Jane magazine found 23 women—
of all shapes and sizes—to pose topless and show the world that we're all perfect. Some of the comments from the participants include:
Lucy, 24 - "They force me to have good posture and they make underwear look good."
Bonifacia, 21 - "They're small and cute, and they achieve magical cleavage."
Agent N., 27 - "When I'm on stage performing burlesque, audiences are entranced."
Joanna, 25 - "I don't have to wear a bra. I've even turned down a free boob job."
You can see these breasts and many more by clicking here. Breast truly do come in all shapes and sizes.
The Academy of Sex and Relationships
Visiting London, England anytime soon? If so try to visit
Amora - The Academy of Sex and Relationships. This academy is dedicated to looking at love in a new light.
"We consciously differentiate ourselves from a museum: we are about sex today and tomorrow, not in the past," Amora's founder and chairman Johan Rizki told AFP. "The Amsterdam sex museum is sleazy; New York's is rather boring," added the Frenchman, New Yorker and Harvard Business School graduate.
Three years in the making, Amora uses visuals, interactive displays and sound to explore and explain relationships and sexual behaviour.
There are touch screens, hands-on exhibits -- including
dildos, model vaginas, and fake breasts and testicles to show how to check for potentially dangerous lumps -- as well as video screens, hand-held audio guides, life-size models, computer animations and wall displays to educate and excite once inside.
Visitors discover seven zones blending knowledge with entertainment, covering aspects of sexual relationships including the chemistry of dating, erogenous zones, fantasies, techniques and sexual health.

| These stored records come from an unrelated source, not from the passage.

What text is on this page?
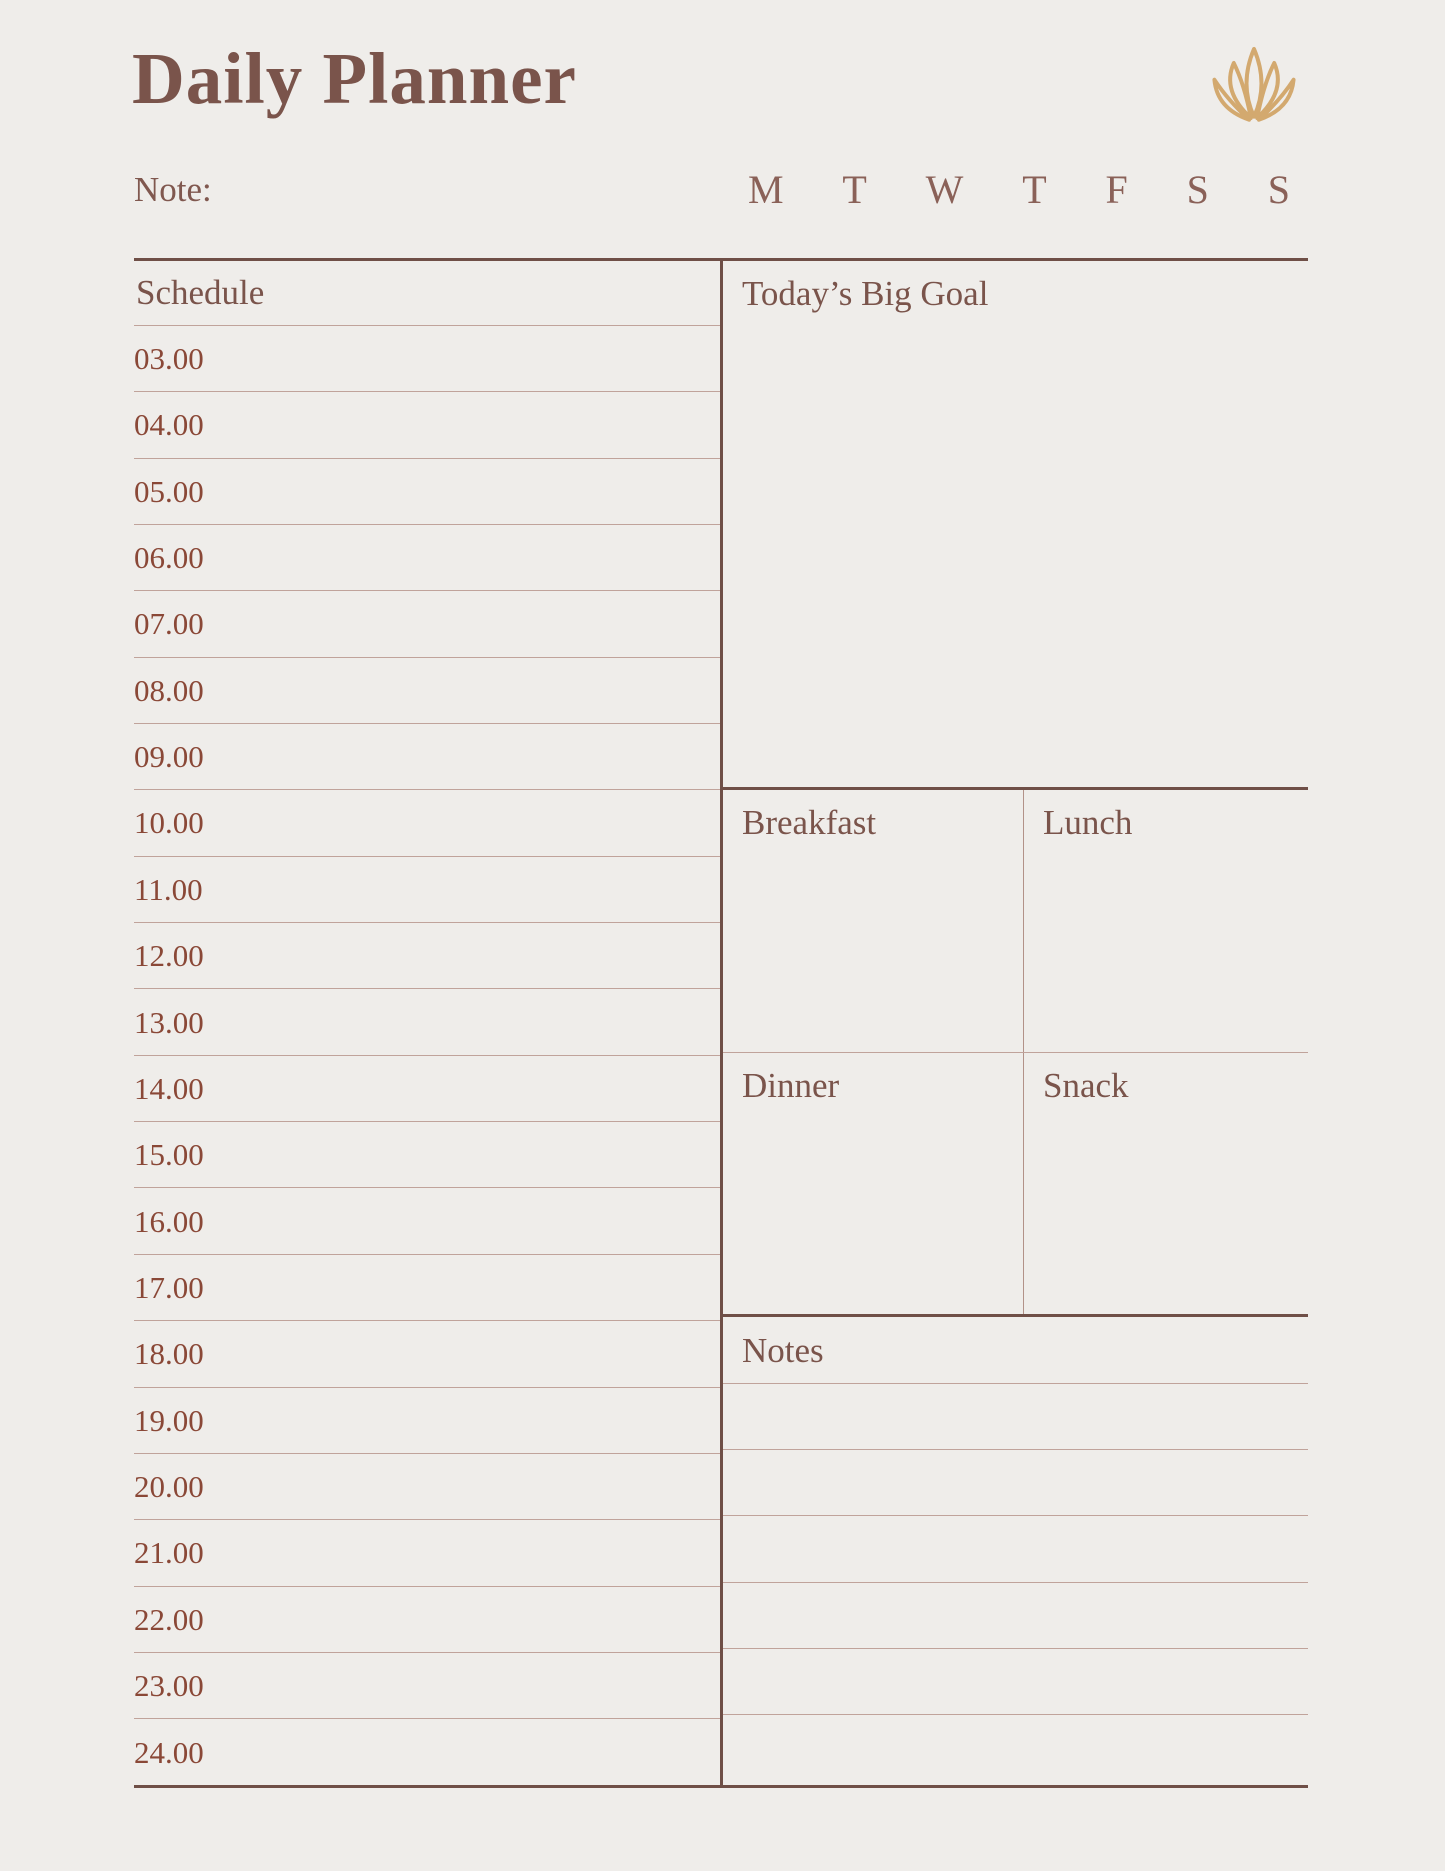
Daily Planner
Note:	M T W T F S S
Schedule
03.00
04.00
05.00
06.00
07.00
08.00
09.00
10.00
11.00
12.00
13.00
14.00
15.00
16.00
17.00
18.00
19.00
20.00
21.00
22.00
23.00
24.00
Today’s Big Goal
Breakfast	Lunch
Dinner	Snack
Notes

"My idea was to create somewhere for talking about sex, but in a very fun, interesting, up-to-date way," said Rizki. "No-one before has ever brought love into a physical space where it is accessible to people. We have sex therapists where people can go and ask questions and there are workshops and academics host debates."
"We talk about love in an entertaining way," Rizki said.
"There are no taboos. We don't take a stand, but we ask you, is it for you?" There are plans to open an Amora in Paris, Germany and the United States.
Secrets of the Sexes.
BBC Science, in collaboration with researchers in the United Kingdom and North America, designed their research project on psychological sex differences in conjunction with their TV documentary, Secrets of the Sexes. The project culminated in the creation of the BBC Internet Survey, which was posted on the BBC Science and Nature website. Here are some of the results from this study.
- Men rank good looks and facial attractiveness more important than women do
- Women rank honesty, humor, kindness, and dependability more important than men do.
- Participants who describe themselves as bisexual also to describe themselves as ambidextrous.
- For women, high sex drive is associated with increased sexual attraction to both women and men.
- For men high sex drive is associated with increased attraction to one sex or the other, but not both.
Sex Relieves Stress
Got some public speaking to do? Have sex beforehand. But make sure it's penetrative sex. Stuart Brody, a psychologist at the University of Paisley, UK, compared the impact of different sexual activities on blood pressure when a person later experiences acute stress. For a fortnight, 24 women and 22 men kept diaries of how often they engaged in penile-vaginal intercourse (PVI), masturbation or partnered sexual activity excluding intercourse. After, the volunteers underwent a stress test involving public speaking and mental arithmetic out loud.
Volunteers who'd had PVI but none of the other kinds of sex were least stressed, and their blood pressure returned to normal faster than those who'd only masturbated or had non-coital sex. Those who abstained had the highest blood-pressure response to stress.
"The effects are not attributable simply to the short-term relief afforded by orgasm, but rather, endure for at least a week," says Brody. He speculates that release of the "pair-bonding" hormone oxytocin between partners might account for the calming effect.